M.A.: Bizim Pınar Hanım'ın kitabından yaptığımız 'Asılacak Kadın', Danıştay kararıyla oynadı. Askerden bilmem kimine kadar herkes yasakladı onu.
P.K.: Filmi yasakladı, kitap daha uzun süre yasaklandı.
* Müjde Ar da Türk Sineması'nın müstehcen kadınıydı... Aysun Kayacı da oynadığı reklamda müstehcendi. Peki Çiğdem Anad'ın müstehcenliği...
M.A.: O da burada olur inşallah...
Ç.A.: Benim müstehcenliğim olmadı ama... P.K.: Öyle üzülerek söyleme... Bir dakika; bizi birleştiren belki cesaretimiz. Fikrimizi korkmadan söyleyebilmemiz... Ben sadece müstehcenlikten değil, 141-142'den de sıkıyönetim mahkemesinde yargılandım. Dolayısıyla biz hayatın farkında olan ve bu farkındalığımızı da yaptığımız işlere yansıtmış olan kadınlarız. Bu nedenle 'müstehcen' kelimesinin yerine 'cesur' kelimesini kullansak çok daha iyi olur.
KİMSEDEN KORKUMUZ YOK!
M.A.: Yani bizim burada söyleyeceğimiz laftan ötürü hiç kimseden bir korkumuz yok. Bu dört kadın korkusuzca konuşacak. Benim arkamda hesabını veremeyeceğim hiçbir şey yok. Pınar'ın aynı şekilde, Çiğdem'in aynı şekilde... Aysun ise zaten çok genç bir kadın ve ben bir genç kadın için bu işlere bulaşmak ne demek çok iyi bilirim. Benim başımdan neler geçti... 'Frengi oldu' diye ben bilmem ne dergisine manşet oldum. Muhabir dedi ki, 'Biz frengiyi kötü bir hastalık olarak bilmiyorduk.' Sinek sokmasını görmüş, frengi yazmış...
Ç.A.: Fakat Müjde, Eda Taşpınar'ın ayakkabılarını yanındaki sevgilisine taşıtmasına inanamadım.
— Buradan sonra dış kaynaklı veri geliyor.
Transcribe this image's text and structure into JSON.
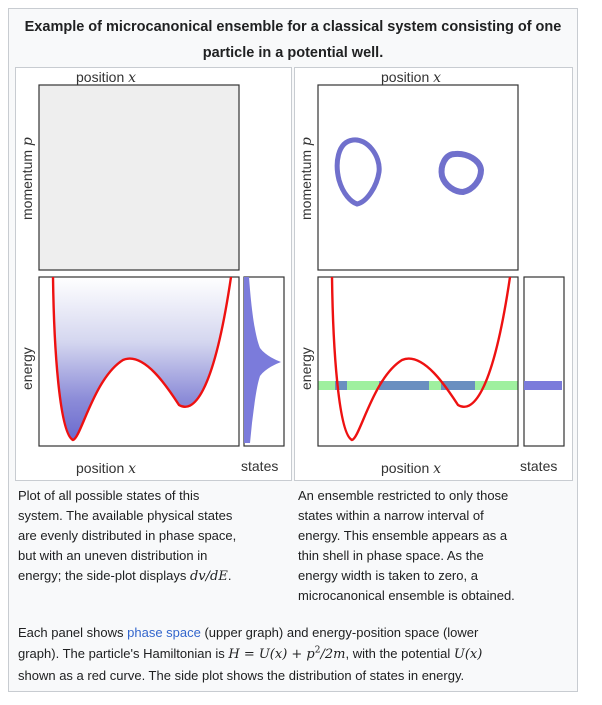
{
  "title": "Example of microcanonical ensemble for a classical system consisting of one particle in a potential well.",
  "panel_left": {
    "top_xlabel_text": "position",
    "top_xlabel_var": "x",
    "ylabel_top_text": "momentum",
    "ylabel_top_var": "p",
    "ylabel_bottom": "energy",
    "bottom_xlabel_text": "position",
    "bottom_xlabel_var": "x",
    "states_label": "states"
  },
  "panel_right": {
    "top_xlabel_text": "position",
    "top_xlabel_var": "x",
    "ylabel_top_text": "momentum",
    "ylabel_top_var": "p",
    "ylabel_bottom": "energy",
    "bottom_xlabel_text": "position",
    "bottom_xlabel_var": "x",
    "states_label": "states"
  },
  "caption_left": {
    "lines": [
      "Plot of all possible states of this",
      "system. The available physical states",
      "are evenly distributed in phase space,",
      "but with an uneven distribution in"
    ],
    "last_line_prefix": "energy; the side-plot displays ",
    "last_line_math": "dv/dE",
    "last_line_suffix": "."
  },
  "caption_right": {
    "lines": [
      "An ensemble restricted to only those",
      "states within a narrow interval of",
      "energy. This ensemble appears as a",
      "thin shell in phase space. As the",
      "energy width is taken to zero, a",
      "microcanonical ensemble is obtained."
    ]
  },
  "footer": {
    "line1_prefix": "Each panel shows ",
    "line1_link": "phase space",
    "line1_suffix": " (upper graph) and energy-position space (lower",
    "line2_prefix": "graph). The particle's Hamiltonian is ",
    "line2_math_h": "H",
    "line2_math_eq": " = U(x) + p",
    "line2_math_exp": "2",
    "line2_math_tail": "/2m",
    "line2_mid": ", with the potential ",
    "line2_math_u": "U(x)",
    "line3": "shown as a red curve. The side plot shows the distribution of states in energy."
  },
  "colors": {
    "potential_curve": "#ee1111",
    "states_fill": "#7b7bdb",
    "shell_band": "#9ff09f",
    "phase_fill": "#eeeeee"
  }
}
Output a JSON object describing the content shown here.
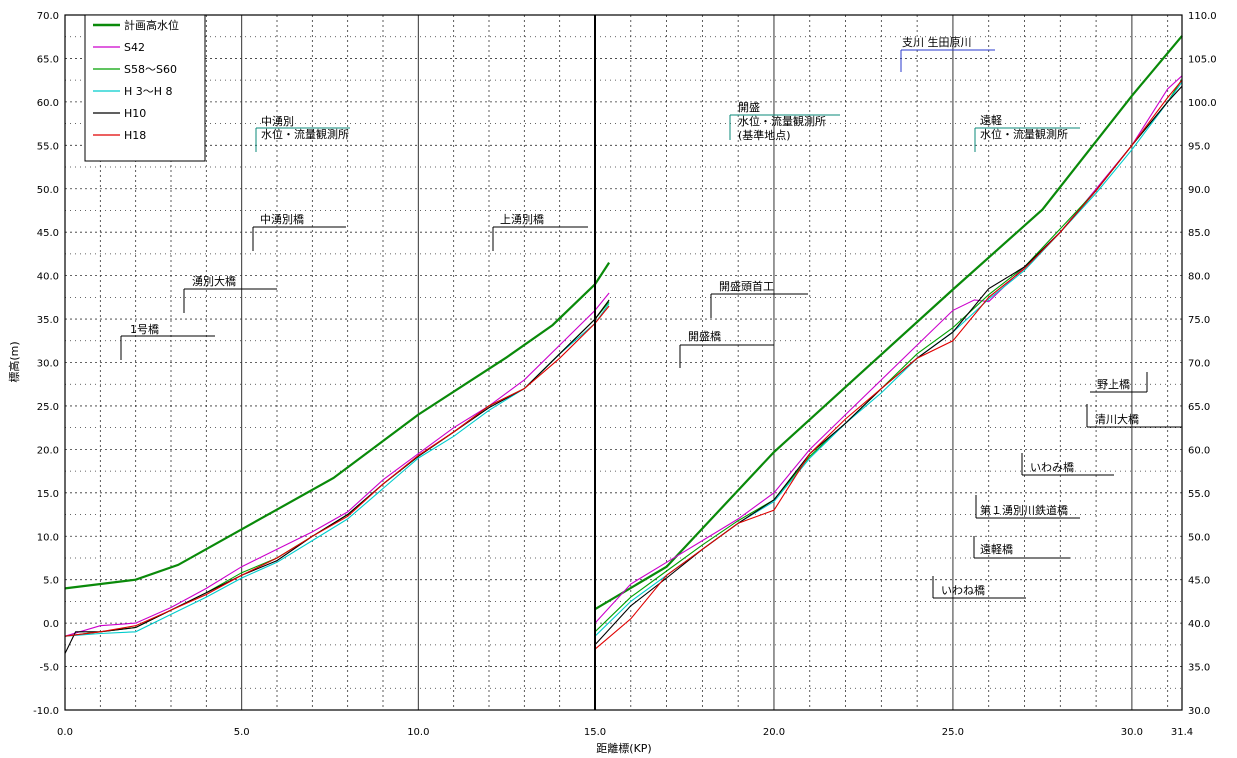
{
  "chart_data": {
    "type": "line",
    "xlabel": "距離標(KP)",
    "ylabel": "標高(m)",
    "x_ticks": [
      "0.0",
      "5.0",
      "10.0",
      "15.0",
      "20.0",
      "25.0",
      "30.0",
      "31.4"
    ],
    "y_left_ticks": [
      "70.0",
      "65.0",
      "60.0",
      "55.0",
      "50.0",
      "45.0",
      "40.0",
      "35.0",
      "30.0",
      "25.0",
      "20.0",
      "15.0",
      "10.0",
      "5.0",
      "0.0",
      "-5.0",
      "-10.0"
    ],
    "y_right_ticks": [
      "110.0",
      "105.0",
      "100.0",
      "95.0",
      "90.0",
      "85.0",
      "80.0",
      "75.0",
      "70.0",
      "65.0",
      "60.0",
      "55.0",
      "50.0",
      "45.0",
      "40.0",
      "35.0",
      "30.0"
    ],
    "ylim_left": [
      -10,
      70
    ],
    "ylim_right": [
      30,
      110
    ],
    "xlim": [
      0,
      31.4
    ],
    "right_axis_applies_from_x": 15.0,
    "grid": true,
    "legend_position": "top-left",
    "series": [
      {
        "name": "計画高水位",
        "color": "#0a8a0a",
        "segments": [
          [
            [
              0,
              4
            ],
            [
              2,
              5
            ],
            [
              3.2,
              6.7
            ],
            [
              5,
              10.8
            ],
            [
              7.6,
              16.7
            ],
            [
              10,
              24
            ],
            [
              12.5,
              30.6
            ],
            [
              13.8,
              34.3
            ],
            [
              15,
              39
            ],
            [
              15.4,
              41.5
            ]
          ],
          [
            [
              15,
              41.6
            ],
            [
              17,
              46.5
            ],
            [
              20,
              59.7
            ],
            [
              25,
              78.4
            ],
            [
              27.5,
              87.6
            ],
            [
              30,
              100.7
            ],
            [
              31.4,
              107.6
            ]
          ]
        ]
      },
      {
        "name": "S42",
        "color": "#cc00cc",
        "segments": [
          [
            [
              0,
              -1.5
            ],
            [
              1,
              -0.3
            ],
            [
              2,
              0
            ],
            [
              3,
              1.8
            ],
            [
              4,
              4
            ],
            [
              5,
              6.5
            ],
            [
              6,
              8.5
            ],
            [
              7,
              10.5
            ],
            [
              8,
              12.8
            ],
            [
              9,
              16.5
            ],
            [
              10,
              19.5
            ],
            [
              11,
              22.5
            ],
            [
              12,
              25
            ],
            [
              13,
              28
            ],
            [
              14,
              32
            ],
            [
              15,
              36
            ],
            [
              15.4,
              38
            ]
          ],
          [
            [
              15,
              40
            ],
            [
              16,
              44.5
            ],
            [
              17,
              47
            ],
            [
              18,
              49.5
            ],
            [
              19,
              52
            ],
            [
              20,
              55
            ],
            [
              21,
              60
            ],
            [
              22,
              64
            ],
            [
              23,
              68
            ],
            [
              24,
              72
            ],
            [
              25,
              76
            ],
            [
              25.6,
              77.2
            ],
            [
              26,
              77
            ],
            [
              27,
              81
            ],
            [
              28,
              85
            ],
            [
              29,
              90
            ],
            [
              30,
              95
            ],
            [
              31,
              101.5
            ],
            [
              31.4,
              103
            ]
          ]
        ]
      },
      {
        "name": "S58〜S60",
        "color": "#00a000",
        "segments": [
          [
            [
              0,
              -1.5
            ],
            [
              1,
              -1
            ],
            [
              2,
              -0.5
            ],
            [
              3,
              1.5
            ],
            [
              4,
              3.5
            ],
            [
              5,
              5.8
            ],
            [
              6,
              7.5
            ],
            [
              7,
              10
            ],
            [
              8,
              12.5
            ],
            [
              9,
              16
            ],
            [
              10,
              19.2
            ],
            [
              11,
              22
            ],
            [
              12,
              25
            ],
            [
              13,
              27
            ],
            [
              14,
              31
            ],
            [
              15,
              35
            ],
            [
              15.4,
              37
            ]
          ],
          [
            [
              15,
              39
            ],
            [
              16,
              43
            ],
            [
              17,
              46
            ],
            [
              18,
              49
            ],
            [
              19,
              51.8
            ],
            [
              20,
              54.2
            ],
            [
              21,
              59.2
            ],
            [
              22,
              63
            ],
            [
              23,
              67
            ],
            [
              24,
              71
            ],
            [
              25,
              74
            ],
            [
              26,
              77.8
            ],
            [
              27,
              81
            ],
            [
              28,
              85.4
            ],
            [
              29,
              89.8
            ],
            [
              30,
              95
            ],
            [
              31,
              100
            ],
            [
              31.4,
              102.6
            ]
          ]
        ]
      },
      {
        "name": "H 3〜H 8",
        "color": "#00cccc",
        "segments": [
          [
            [
              0,
              -1.5
            ],
            [
              1,
              -1.2
            ],
            [
              2,
              -1
            ],
            [
              3,
              1
            ],
            [
              4,
              3
            ],
            [
              5,
              5.2
            ],
            [
              6,
              7
            ],
            [
              7,
              9.5
            ],
            [
              8,
              12
            ],
            [
              9,
              15.5
            ],
            [
              10,
              19
            ],
            [
              11,
              21.5
            ],
            [
              12,
              24.5
            ],
            [
              13,
              27
            ],
            [
              14,
              31
            ],
            [
              15,
              34.5
            ],
            [
              15.4,
              36.8
            ]
          ],
          [
            [
              15,
              38.5
            ],
            [
              16,
              42.5
            ],
            [
              17,
              45.5
            ],
            [
              18,
              48.5
            ],
            [
              19,
              51.5
            ],
            [
              20,
              54
            ],
            [
              21,
              59
            ],
            [
              22,
              63
            ],
            [
              23,
              66.5
            ],
            [
              24,
              70.5
            ],
            [
              25,
              73.5
            ],
            [
              26,
              77.3
            ],
            [
              27,
              80.6
            ],
            [
              28,
              85
            ],
            [
              29,
              89.5
            ],
            [
              30,
              94.5
            ],
            [
              31,
              100
            ],
            [
              31.4,
              102.3
            ]
          ]
        ]
      },
      {
        "name": "H10",
        "color": "#000000",
        "segments": [
          [
            [
              0,
              -3.5
            ],
            [
              0.3,
              -1
            ],
            [
              1,
              -1
            ],
            [
              2,
              -0.5
            ],
            [
              3,
              1.5
            ],
            [
              4,
              3.5
            ],
            [
              5,
              5.5
            ],
            [
              6,
              7.2
            ],
            [
              7,
              10
            ],
            [
              8,
              12.5
            ],
            [
              9,
              16
            ],
            [
              10,
              19.2
            ],
            [
              11,
              22
            ],
            [
              12,
              24.8
            ],
            [
              13,
              27
            ],
            [
              14,
              31
            ],
            [
              15,
              35
            ],
            [
              15.4,
              37.2
            ]
          ],
          [
            [
              15,
              37.5
            ],
            [
              16,
              42
            ],
            [
              17,
              45.2
            ],
            [
              18,
              48.5
            ],
            [
              19,
              51.5
            ],
            [
              20,
              54.2
            ],
            [
              21,
              59.5
            ],
            [
              22,
              63
            ],
            [
              23,
              67
            ],
            [
              24,
              70.5
            ],
            [
              25,
              73.5
            ],
            [
              26,
              78.5
            ],
            [
              27,
              81
            ],
            [
              28,
              85
            ],
            [
              29,
              89.8
            ],
            [
              30,
              95
            ],
            [
              31,
              100
            ],
            [
              31.4,
              101.8
            ]
          ]
        ]
      },
      {
        "name": "H18",
        "color": "#e00000",
        "segments": [
          [
            [
              0,
              -1.5
            ],
            [
              1,
              -1
            ],
            [
              2,
              -0.3
            ],
            [
              3,
              1.5
            ],
            [
              4,
              3.3
            ],
            [
              5,
              5.5
            ],
            [
              6,
              7.5
            ],
            [
              7,
              10
            ],
            [
              8,
              12.3
            ],
            [
              9,
              16
            ],
            [
              10,
              19.3
            ],
            [
              11,
              22
            ],
            [
              12,
              25
            ],
            [
              13,
              27
            ],
            [
              14,
              30.5
            ],
            [
              15,
              34.5
            ],
            [
              15.4,
              36.5
            ]
          ],
          [
            [
              15,
              37
            ],
            [
              16,
              40.5
            ],
            [
              17,
              45.5
            ],
            [
              18,
              48.5
            ],
            [
              19,
              51.5
            ],
            [
              20,
              53
            ],
            [
              21,
              59.5
            ],
            [
              22,
              63.5
            ],
            [
              23,
              67
            ],
            [
              24,
              70.5
            ],
            [
              25,
              72.5
            ],
            [
              26,
              77.5
            ],
            [
              27,
              80.8
            ],
            [
              28,
              85
            ],
            [
              29,
              89.8
            ],
            [
              30,
              95
            ],
            [
              31,
              100.5
            ],
            [
              31.4,
              102.5
            ]
          ]
        ]
      }
    ],
    "annotations": [
      {
        "text": "1号橋"
      },
      {
        "text": "湧別大橋"
      },
      {
        "text": "中湧別橋"
      },
      {
        "text": "中湧別"
      },
      {
        "text": "水位・流量観測所"
      },
      {
        "text": "上湧別橋"
      },
      {
        "text": "開盛橋"
      },
      {
        "text": "開盛頭首工"
      },
      {
        "text": "開盛"
      },
      {
        "text": "水位・流量観測所"
      },
      {
        "text": "(基準地点)"
      },
      {
        "text": "支川 生田原川"
      },
      {
        "text": "遠軽"
      },
      {
        "text": "水位・流量観測所"
      },
      {
        "text": "野上橋"
      },
      {
        "text": "清川大橋"
      },
      {
        "text": "いわみ橋"
      },
      {
        "text": "第１湧別川鉄道橋"
      },
      {
        "text": "遠軽橋"
      },
      {
        "text": "いわね橋"
      }
    ]
  }
}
Hiçbir adam benim ayakkabılarımı taşımadı, ben de taşı diye vermedim...
M.A.: Tabii bir müddet sonra insanlar öyle sıkılıyorlar ki üstlerine gelinmesinden, dalga geçmeye başlıyorlar. Ben Nurettin'i çok iyi tanırım, Nurettin son derece hoş, espritüel. Yani herkes birilerinin beğendiği şekilde yaşamak zorunda değil. Ayakkabısını da taşır, kendisini de taşıtır. Yapacağımız programdaki hava da bu olacak. İnsanlar toplumun onaylayacağı taraf olarak konuşuyor. Aman iyi geçinelim... Bizim kimseyle iyi geçinmek gibi bir derdimiz yok, doğru bildiğimiz neyse onu konuşacağız.
* Siz deli kadınlar bir araya mı geldiniz?
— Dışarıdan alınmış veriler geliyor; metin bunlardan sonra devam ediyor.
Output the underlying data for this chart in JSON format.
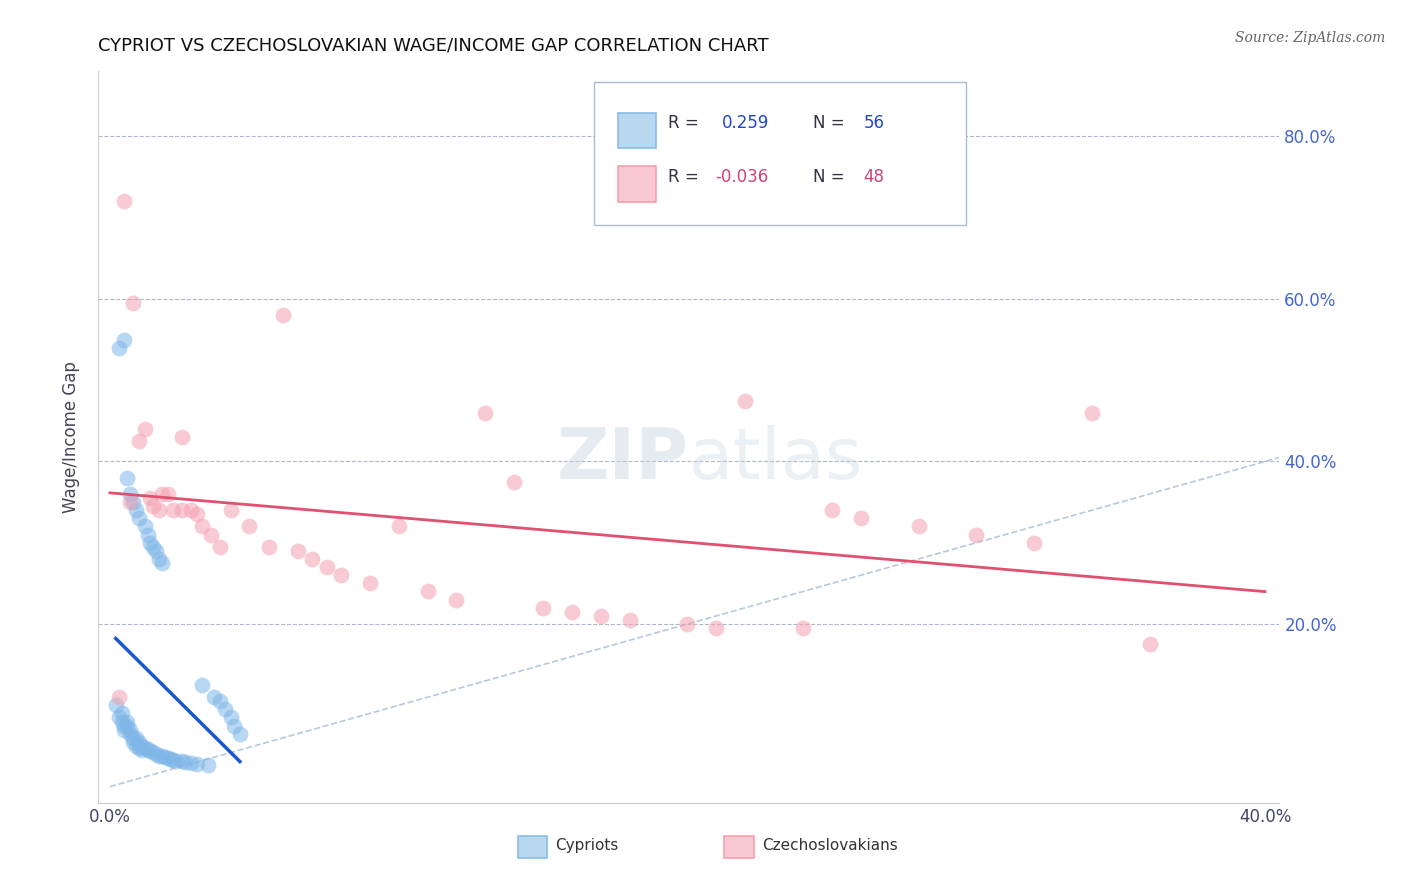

(Herkes bir şey söylediği için anlaşılmıyor...)
P.K.: Sen önce bize müstehcen dedin, sonra deli dedin, bu cadıya kadar gider... Onun için sen onu 'cesur' kelimesi etrafında tut.
M.A.: Yani sen cesur ve tatlı cadılar olarak yorumlarsan iyi olur... (hafif tehditkar...) kadınız!
İLİŞKİLİ HABERLER
Ne deliyiz, ne cadıyız biz 4 cesur kadınız!
Yayın tarihi: 4 Ekim 2007, Perşembe
Web adresi: https://www.sabah.com.tr/2007/10/04/gny/haber,144787DD45F5437B98365565930F94B1.html
Tüm hakları saklıdır.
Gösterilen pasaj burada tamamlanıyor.